The stun guns pack 3 to 5 milliamps of electricity, which is only about 10 percent of the power of the taser stun guns used by police. Fired on contact with an opponent, the guns produce a twitching feeling, according to players.
“It never gets better, you just get less afraid of the stun,” a smiling Damien Ryan, 24, said during a break in a match in Bangkok. “But it’s one of the best feelings ever.”
The game was thought up by friends Leif Kellenberger, Eric Prum and Erik Wunsch, who were trying to come up with the extreme of extreme sports when the idea of stun guns popped up. Planning for the game began some four years ago.
Players on the teams in Bangkok were all originally paintball professionals who had been touring together for a while, and so were already accustomed to the agility and pain required in an extreme sport created for adrenaline junkies.

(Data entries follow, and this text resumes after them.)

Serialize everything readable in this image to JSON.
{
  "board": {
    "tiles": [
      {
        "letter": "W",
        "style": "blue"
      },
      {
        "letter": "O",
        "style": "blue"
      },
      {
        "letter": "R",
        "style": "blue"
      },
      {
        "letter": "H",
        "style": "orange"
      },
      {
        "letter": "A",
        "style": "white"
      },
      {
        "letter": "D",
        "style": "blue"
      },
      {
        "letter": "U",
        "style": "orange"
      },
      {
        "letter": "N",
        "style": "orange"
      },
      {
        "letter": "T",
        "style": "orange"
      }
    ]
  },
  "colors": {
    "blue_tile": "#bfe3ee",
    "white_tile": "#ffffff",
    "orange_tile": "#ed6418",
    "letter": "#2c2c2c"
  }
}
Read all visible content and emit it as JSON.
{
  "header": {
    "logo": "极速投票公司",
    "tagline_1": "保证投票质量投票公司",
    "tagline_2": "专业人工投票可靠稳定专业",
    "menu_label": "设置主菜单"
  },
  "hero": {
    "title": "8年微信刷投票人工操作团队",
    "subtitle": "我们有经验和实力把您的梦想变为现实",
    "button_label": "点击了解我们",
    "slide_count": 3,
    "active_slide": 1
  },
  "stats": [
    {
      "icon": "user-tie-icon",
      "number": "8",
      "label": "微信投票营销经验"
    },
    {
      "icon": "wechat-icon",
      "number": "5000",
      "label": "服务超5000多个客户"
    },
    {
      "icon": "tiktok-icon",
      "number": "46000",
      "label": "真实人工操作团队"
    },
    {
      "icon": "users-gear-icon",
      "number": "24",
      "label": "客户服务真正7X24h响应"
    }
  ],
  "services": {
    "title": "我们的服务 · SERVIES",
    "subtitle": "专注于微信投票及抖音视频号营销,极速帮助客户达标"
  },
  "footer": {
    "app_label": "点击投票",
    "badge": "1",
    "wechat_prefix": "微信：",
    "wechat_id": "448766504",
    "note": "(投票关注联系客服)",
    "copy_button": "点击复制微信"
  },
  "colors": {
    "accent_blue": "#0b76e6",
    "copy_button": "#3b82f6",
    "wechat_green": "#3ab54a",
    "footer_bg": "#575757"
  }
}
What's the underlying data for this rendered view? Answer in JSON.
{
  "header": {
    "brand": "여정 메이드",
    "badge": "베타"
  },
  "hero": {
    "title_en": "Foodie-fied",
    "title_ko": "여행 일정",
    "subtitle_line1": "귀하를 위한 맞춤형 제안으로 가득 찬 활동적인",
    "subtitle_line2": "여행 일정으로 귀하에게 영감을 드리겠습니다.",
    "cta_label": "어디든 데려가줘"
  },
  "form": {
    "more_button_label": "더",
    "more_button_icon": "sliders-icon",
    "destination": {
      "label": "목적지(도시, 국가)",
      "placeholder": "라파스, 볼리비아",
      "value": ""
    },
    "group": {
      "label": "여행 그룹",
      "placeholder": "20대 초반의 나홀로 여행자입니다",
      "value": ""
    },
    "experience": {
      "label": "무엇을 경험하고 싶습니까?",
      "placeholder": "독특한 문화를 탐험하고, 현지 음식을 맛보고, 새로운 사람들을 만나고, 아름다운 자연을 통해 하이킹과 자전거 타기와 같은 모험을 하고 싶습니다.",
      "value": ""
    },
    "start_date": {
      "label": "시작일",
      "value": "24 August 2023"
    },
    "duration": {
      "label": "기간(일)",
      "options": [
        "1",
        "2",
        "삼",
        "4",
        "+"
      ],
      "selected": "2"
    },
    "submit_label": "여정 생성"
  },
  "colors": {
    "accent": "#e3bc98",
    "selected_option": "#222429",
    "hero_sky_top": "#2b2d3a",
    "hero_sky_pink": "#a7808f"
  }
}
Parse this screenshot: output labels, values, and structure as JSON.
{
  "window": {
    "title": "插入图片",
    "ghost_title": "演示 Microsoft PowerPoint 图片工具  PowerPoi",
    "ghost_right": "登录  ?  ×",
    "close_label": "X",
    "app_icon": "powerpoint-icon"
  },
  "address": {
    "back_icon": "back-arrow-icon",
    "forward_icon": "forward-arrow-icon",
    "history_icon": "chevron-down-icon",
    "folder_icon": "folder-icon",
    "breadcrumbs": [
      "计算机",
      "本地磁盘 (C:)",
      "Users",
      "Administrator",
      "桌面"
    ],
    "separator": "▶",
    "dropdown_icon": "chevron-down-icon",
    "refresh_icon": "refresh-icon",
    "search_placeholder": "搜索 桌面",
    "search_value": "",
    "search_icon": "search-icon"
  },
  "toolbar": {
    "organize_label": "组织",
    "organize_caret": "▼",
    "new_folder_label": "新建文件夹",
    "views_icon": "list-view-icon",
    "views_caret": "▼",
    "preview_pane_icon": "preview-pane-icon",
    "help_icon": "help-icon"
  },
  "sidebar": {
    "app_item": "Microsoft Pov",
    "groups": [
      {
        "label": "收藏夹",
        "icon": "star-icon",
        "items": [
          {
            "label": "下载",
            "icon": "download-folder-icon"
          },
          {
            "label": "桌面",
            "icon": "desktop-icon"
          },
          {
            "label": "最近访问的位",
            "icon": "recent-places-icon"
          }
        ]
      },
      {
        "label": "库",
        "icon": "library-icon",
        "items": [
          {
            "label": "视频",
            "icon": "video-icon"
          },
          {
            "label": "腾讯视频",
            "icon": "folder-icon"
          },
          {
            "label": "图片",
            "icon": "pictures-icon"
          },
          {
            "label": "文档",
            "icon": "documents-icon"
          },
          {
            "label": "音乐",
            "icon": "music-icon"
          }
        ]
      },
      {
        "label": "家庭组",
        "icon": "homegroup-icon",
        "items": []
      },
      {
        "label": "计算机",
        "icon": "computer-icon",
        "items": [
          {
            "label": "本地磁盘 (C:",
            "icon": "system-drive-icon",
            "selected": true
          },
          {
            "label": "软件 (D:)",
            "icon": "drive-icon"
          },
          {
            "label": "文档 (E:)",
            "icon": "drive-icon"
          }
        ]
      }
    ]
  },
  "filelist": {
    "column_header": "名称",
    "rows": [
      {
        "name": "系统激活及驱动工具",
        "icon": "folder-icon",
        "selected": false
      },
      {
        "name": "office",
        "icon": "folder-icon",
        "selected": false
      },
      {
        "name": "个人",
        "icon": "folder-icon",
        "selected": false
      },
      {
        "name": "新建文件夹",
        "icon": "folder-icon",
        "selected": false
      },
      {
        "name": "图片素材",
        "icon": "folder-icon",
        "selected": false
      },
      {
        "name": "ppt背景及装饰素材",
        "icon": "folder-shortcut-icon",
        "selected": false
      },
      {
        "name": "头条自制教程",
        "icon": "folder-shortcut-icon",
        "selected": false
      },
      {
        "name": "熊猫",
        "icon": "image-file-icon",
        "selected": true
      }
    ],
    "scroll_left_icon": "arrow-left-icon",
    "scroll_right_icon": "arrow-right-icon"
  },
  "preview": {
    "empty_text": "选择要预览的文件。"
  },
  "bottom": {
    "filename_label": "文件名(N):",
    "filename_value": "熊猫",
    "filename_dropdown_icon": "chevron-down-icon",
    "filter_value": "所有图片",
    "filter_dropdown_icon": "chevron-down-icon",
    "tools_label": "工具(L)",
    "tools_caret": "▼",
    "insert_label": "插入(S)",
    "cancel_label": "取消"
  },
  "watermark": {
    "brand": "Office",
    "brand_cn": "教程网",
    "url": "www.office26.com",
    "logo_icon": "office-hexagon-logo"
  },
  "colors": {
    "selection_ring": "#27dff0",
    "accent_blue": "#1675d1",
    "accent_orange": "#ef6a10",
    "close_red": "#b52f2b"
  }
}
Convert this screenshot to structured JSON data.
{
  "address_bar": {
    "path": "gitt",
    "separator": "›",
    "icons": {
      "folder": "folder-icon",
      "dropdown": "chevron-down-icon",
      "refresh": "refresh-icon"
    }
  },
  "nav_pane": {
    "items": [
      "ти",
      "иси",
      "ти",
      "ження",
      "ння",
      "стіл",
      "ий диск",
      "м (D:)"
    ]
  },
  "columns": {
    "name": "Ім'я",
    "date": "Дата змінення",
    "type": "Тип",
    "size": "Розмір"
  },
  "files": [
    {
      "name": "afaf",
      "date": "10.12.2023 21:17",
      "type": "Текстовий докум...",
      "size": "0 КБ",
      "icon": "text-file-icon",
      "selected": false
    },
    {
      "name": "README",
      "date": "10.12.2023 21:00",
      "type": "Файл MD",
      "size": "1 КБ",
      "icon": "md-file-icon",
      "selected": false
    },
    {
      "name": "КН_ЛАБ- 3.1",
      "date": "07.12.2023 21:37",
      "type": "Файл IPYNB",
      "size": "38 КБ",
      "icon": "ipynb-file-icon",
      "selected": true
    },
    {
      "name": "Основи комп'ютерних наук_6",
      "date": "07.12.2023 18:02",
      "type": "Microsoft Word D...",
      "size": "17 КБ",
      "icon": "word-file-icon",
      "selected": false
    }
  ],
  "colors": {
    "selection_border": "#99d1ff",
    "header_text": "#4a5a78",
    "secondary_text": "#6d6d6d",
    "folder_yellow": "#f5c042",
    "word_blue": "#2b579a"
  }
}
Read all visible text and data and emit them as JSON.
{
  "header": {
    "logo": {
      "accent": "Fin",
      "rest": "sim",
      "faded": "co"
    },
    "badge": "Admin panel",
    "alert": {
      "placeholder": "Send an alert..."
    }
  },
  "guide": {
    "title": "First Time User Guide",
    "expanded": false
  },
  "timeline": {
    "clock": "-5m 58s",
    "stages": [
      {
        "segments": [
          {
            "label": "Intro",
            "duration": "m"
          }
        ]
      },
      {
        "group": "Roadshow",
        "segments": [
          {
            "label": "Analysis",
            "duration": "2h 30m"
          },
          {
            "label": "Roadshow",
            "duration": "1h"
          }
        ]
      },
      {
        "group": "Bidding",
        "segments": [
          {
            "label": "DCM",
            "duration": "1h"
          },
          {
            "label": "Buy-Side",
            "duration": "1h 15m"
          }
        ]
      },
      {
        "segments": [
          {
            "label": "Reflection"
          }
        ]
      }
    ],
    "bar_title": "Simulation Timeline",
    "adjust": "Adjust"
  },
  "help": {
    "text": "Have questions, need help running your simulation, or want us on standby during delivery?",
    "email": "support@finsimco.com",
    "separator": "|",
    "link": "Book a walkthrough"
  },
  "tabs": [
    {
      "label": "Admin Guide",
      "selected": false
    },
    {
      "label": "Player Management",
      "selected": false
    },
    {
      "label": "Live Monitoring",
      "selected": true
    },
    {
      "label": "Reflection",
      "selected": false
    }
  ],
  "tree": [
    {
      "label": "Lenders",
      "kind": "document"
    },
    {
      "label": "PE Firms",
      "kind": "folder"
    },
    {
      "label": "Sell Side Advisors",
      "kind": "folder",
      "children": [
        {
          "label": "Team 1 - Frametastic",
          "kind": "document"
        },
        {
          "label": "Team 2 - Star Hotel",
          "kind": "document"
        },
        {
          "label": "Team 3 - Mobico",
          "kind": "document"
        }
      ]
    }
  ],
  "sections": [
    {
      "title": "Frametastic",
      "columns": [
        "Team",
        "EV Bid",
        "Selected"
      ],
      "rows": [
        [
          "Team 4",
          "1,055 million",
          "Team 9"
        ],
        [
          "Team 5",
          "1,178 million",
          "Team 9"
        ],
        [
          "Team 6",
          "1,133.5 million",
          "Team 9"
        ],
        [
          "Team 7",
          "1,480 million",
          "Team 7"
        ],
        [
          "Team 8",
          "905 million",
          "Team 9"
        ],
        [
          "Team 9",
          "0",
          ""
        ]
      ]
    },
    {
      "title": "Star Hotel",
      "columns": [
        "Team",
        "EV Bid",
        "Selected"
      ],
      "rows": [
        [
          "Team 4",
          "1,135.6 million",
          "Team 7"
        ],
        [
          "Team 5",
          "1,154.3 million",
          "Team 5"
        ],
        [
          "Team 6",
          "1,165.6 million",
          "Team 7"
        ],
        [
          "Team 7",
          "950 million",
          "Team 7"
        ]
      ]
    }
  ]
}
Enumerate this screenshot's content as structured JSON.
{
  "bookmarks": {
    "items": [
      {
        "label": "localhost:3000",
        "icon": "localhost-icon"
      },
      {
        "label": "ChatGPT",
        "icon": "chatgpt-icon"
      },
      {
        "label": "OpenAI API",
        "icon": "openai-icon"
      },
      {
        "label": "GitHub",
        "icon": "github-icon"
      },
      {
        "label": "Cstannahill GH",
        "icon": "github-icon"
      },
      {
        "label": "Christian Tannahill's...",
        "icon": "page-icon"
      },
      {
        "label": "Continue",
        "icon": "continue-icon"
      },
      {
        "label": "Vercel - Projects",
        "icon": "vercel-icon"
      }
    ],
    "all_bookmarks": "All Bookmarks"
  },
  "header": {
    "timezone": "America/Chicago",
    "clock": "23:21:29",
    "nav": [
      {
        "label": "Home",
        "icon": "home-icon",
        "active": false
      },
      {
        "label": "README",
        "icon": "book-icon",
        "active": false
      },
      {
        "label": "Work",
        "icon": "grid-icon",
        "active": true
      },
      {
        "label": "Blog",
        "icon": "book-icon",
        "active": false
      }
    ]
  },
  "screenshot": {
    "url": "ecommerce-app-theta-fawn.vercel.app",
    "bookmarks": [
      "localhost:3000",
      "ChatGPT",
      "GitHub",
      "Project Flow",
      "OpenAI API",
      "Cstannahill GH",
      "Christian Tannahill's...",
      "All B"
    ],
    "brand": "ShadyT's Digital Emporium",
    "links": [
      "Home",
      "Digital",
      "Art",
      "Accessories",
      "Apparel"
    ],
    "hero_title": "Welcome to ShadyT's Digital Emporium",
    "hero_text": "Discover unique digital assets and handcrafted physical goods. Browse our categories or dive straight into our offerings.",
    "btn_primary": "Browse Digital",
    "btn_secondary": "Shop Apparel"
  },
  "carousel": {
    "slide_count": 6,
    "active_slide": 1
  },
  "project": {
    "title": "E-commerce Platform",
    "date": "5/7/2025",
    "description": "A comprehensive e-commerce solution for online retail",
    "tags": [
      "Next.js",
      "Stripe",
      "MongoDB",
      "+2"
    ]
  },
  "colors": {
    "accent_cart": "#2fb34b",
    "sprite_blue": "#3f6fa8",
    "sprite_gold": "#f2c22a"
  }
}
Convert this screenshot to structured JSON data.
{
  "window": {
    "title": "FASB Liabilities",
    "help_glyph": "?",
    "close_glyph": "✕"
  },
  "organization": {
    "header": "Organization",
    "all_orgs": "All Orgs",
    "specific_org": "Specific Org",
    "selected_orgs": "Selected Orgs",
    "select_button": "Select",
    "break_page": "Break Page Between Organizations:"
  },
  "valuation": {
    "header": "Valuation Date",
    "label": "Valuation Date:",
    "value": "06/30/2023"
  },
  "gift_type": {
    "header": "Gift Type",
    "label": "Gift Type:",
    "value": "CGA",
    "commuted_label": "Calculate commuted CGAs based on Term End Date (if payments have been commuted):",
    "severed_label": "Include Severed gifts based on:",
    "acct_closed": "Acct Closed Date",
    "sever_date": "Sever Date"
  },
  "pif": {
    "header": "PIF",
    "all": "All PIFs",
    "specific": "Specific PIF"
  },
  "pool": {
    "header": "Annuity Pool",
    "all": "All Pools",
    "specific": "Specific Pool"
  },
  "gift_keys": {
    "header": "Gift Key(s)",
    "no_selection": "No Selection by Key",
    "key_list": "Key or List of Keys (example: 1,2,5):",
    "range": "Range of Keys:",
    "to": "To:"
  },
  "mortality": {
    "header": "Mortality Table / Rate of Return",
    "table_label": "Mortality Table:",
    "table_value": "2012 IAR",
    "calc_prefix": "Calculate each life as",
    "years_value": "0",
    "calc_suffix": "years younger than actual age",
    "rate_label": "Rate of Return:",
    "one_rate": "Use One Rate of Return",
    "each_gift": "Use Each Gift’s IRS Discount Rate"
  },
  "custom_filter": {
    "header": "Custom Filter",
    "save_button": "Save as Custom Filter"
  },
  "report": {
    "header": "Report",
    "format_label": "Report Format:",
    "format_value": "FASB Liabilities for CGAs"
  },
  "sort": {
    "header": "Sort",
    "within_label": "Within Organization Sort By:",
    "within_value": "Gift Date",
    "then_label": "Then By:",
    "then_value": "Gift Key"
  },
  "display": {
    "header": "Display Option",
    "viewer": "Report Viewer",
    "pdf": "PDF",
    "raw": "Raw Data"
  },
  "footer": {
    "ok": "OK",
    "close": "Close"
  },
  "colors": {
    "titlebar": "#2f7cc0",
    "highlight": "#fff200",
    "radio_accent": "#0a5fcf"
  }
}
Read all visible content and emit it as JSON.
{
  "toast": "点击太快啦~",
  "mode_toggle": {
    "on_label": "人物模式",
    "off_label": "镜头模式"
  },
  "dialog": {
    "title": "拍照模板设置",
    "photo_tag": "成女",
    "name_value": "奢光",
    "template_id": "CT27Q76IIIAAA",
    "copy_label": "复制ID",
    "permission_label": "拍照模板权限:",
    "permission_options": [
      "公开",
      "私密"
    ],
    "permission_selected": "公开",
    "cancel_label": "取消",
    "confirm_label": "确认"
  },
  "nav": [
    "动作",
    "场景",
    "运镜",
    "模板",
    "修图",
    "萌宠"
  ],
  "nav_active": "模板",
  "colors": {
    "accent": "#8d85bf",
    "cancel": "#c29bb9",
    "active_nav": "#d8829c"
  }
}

The switch to Ultimate Tak Ball, or UTB as they call it, was easy.
“I quit counting once I was on the ground and two people were stunning me a lot. Yeah, it felt like one continuous tase,” said Ryan Moorhead, of the San Diego Spartans, recalling being shocked 10 to 15 times during a game.
The just-established league has only four teams but there have been more than 1.5 million views on its promotional video on YouTube and it has been covered by the U.S. television show “The Colbert Report.”
Despite the scary equipment, players maintain that the most serious injury since the sport’s inception has been a player dislocating his finger when he rammed into a wall while avoiding a tackle.
“People just have a preconceived notion about stun guns, the ones we use don’t cause any danger. They’re really low voltage,” said Kellenberger.
The recent game in Bangkok had very little downtime, with players moving frantically from one end of the field to the other, a constant buzzing from the stun guns heard throughout. The crowd roared as one player got stunned and tackled while trying to maneuver the ball through the opposing defense.
Kellenberger, who also runs his own apparel company, has high hopes for the sport.
“Our focus now is to expand the league internationally and get different teams worldwide,” he said.
“I didn’t expect UTB to catch on this fast, but you have to dream big to win.”